The UNCTAD report said that around the world, investment is increasingly flowing into sectors linked to semiconductors, digital infrastructure, artificial intelligence, advanced manufacturing and energy-transition technologies.
Many Asian economies are entering this period with important advantages, including established manufacturing capacity, supplier networks, large consumer markets, growing industrial ecosystems and deep integration into regional production networks.
"But these advantages are uneven, and not all economies can compete for the same projects. These strengths have helped the region to benefit from changes in global investment patterns, even as competition for capital becomes more intense."
Looking forward, UNCTAD said the next phase will be more competitive.
"Success in attracting investment is becoming harder to take for granted. Governments across the world are using industrial policies, including incentives and other tools, to attract projects linked to future growth industries. Investors, meanwhile, are becoming more selective about where they commit long-term capital."
For Asian economies, the challenge is no longer simply attracting foreign investment.

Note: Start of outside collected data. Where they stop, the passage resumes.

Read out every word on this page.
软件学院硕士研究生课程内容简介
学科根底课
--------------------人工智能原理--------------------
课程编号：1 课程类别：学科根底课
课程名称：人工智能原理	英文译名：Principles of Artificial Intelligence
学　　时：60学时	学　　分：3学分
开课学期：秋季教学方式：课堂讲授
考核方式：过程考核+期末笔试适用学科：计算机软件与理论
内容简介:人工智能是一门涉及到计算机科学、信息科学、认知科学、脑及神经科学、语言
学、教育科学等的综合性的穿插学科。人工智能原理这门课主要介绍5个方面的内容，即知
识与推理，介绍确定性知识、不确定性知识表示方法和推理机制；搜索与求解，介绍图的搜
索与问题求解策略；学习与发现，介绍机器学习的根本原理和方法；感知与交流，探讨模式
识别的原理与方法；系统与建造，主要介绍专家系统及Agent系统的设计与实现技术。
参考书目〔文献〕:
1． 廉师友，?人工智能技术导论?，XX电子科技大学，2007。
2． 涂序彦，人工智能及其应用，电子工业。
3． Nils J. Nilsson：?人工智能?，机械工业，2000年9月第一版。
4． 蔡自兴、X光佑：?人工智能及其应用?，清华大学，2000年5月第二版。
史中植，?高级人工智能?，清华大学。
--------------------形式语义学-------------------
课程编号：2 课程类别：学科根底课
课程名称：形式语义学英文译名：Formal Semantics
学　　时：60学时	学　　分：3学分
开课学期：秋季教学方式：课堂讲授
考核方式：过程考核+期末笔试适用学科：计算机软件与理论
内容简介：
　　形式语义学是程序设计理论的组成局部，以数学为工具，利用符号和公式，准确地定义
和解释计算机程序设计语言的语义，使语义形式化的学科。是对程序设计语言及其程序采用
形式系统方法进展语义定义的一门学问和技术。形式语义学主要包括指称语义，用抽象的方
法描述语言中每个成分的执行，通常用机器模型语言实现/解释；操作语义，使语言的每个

It is remaining competitive in a world where capital, technology and industrial capabilities are increasingly concentrated in sectors seen as strategic.
"Asia remains central to the new investment landscape, but the next phase will depend on which economies can connect foreign investment to industrial upgrading, jobs, supplier networks and broader regional development."
The overall outlook also remains clouded by trade policy uncertainty and geopolitical tensions.